Squeezed-Light-Enhanced Dispersive Gyroscope based Optical Microcavities

TL;DR

This paper demonstrates that injecting squeezed vacuum light into an optical microcavity gyroscope significantly enhances its sensitivity, surpassing quantum limits and enabling high-precision, compact inertial rotation sensing.

Contribution

It introduces a novel method of using squeezed vacuum light in dispersive microcavity gyroscopes to greatly improve measurement sensitivity beyond standard quantum limits.

Findings

Sensitivity increased by two orders of magnitude with squeezed light.

Measurement sensitivity exceeds standard quantum limit by five orders of magnitude.

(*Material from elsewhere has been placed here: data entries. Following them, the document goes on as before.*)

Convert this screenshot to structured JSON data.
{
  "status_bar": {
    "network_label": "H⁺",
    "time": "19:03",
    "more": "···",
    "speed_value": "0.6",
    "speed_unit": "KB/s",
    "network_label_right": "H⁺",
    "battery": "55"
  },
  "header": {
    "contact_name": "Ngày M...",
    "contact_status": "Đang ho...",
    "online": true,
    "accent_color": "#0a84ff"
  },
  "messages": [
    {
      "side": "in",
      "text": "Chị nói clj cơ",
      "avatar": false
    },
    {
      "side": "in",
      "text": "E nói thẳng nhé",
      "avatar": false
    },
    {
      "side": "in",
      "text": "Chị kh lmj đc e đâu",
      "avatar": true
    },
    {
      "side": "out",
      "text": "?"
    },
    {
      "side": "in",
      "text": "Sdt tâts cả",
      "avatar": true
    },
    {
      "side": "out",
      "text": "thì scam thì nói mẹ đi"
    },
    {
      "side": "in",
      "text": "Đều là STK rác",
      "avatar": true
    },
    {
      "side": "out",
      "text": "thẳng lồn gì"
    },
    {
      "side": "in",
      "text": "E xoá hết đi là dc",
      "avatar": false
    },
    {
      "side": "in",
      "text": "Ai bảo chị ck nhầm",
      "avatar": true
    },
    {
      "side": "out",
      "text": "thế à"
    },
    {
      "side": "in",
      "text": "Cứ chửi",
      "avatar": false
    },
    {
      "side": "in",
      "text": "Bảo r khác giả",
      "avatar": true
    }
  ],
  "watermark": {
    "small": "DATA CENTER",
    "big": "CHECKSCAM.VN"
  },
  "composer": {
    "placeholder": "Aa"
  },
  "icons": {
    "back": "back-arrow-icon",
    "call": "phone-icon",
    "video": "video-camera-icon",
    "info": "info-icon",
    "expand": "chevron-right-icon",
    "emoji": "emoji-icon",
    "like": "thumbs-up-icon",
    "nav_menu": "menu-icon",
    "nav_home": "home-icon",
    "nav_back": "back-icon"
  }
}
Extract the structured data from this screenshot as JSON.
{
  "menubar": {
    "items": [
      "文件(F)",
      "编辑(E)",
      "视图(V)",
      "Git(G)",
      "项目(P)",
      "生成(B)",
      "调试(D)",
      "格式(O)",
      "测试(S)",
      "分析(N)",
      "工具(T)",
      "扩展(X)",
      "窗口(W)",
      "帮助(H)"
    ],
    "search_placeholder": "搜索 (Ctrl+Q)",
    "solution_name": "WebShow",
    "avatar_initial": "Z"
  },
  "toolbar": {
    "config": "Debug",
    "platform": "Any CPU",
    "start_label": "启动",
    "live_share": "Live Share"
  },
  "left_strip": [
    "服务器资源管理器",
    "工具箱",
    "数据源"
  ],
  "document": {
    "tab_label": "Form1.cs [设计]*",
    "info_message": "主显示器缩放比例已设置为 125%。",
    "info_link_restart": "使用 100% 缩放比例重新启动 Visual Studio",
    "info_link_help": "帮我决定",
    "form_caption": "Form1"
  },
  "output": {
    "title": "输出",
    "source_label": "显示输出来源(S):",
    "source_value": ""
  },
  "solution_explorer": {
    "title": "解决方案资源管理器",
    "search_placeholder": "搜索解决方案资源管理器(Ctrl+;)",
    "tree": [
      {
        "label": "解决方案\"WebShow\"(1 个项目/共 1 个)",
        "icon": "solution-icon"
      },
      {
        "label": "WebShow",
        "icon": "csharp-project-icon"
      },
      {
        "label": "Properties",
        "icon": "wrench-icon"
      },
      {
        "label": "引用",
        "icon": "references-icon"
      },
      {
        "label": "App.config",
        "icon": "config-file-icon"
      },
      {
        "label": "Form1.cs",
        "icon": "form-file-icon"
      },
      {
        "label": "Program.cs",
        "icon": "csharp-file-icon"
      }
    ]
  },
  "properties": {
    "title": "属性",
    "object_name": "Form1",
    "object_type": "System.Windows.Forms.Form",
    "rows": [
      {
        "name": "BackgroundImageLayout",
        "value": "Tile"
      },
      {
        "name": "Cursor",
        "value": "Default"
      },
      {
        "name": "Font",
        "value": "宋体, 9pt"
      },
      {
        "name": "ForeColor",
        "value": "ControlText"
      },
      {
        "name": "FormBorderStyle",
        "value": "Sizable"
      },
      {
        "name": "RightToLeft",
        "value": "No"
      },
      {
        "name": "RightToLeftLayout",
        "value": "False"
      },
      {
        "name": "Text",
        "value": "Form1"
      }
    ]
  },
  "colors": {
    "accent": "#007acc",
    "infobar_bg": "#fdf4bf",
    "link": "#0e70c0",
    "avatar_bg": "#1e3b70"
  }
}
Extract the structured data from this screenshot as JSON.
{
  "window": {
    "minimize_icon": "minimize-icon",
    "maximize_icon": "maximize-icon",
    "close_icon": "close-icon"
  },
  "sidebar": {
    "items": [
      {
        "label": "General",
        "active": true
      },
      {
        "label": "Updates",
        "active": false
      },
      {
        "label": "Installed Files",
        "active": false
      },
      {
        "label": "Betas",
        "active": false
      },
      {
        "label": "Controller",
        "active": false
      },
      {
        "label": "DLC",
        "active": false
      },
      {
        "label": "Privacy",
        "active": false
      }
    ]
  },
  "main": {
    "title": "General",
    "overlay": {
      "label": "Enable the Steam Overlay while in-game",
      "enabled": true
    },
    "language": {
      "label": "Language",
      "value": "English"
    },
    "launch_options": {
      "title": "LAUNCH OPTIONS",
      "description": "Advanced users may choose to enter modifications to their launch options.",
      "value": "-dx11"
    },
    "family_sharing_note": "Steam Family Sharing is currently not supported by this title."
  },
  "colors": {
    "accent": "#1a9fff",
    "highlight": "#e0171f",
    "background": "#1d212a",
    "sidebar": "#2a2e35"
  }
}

Achieved minimum sensitivity of 3.8×10^-5 Hz.

Abstract

Optical gyroscope based on the Sagnac effect have excellent potential in the application of high-sensitivity inertial rotation sensors. In this paper, we demonstrate that for an optical resonance gyroscope with normal dispersion, the measurement sensitivity can be increased by two orders of magnitude through coupling into a squeezed vacuum light, which is different from that in the classical situation. When the system is operated under critical anomalous dispersion condition, injecting a squeezed vacuum light allows the measurement sensitivity beyond the corresponding standard quantum limit by five orders of magnitude, with a minimum value of 3.8*10^-5 Hz. This work offers a promising possibility for developing optical gyroscopes that combine high sensitivity with tiny size.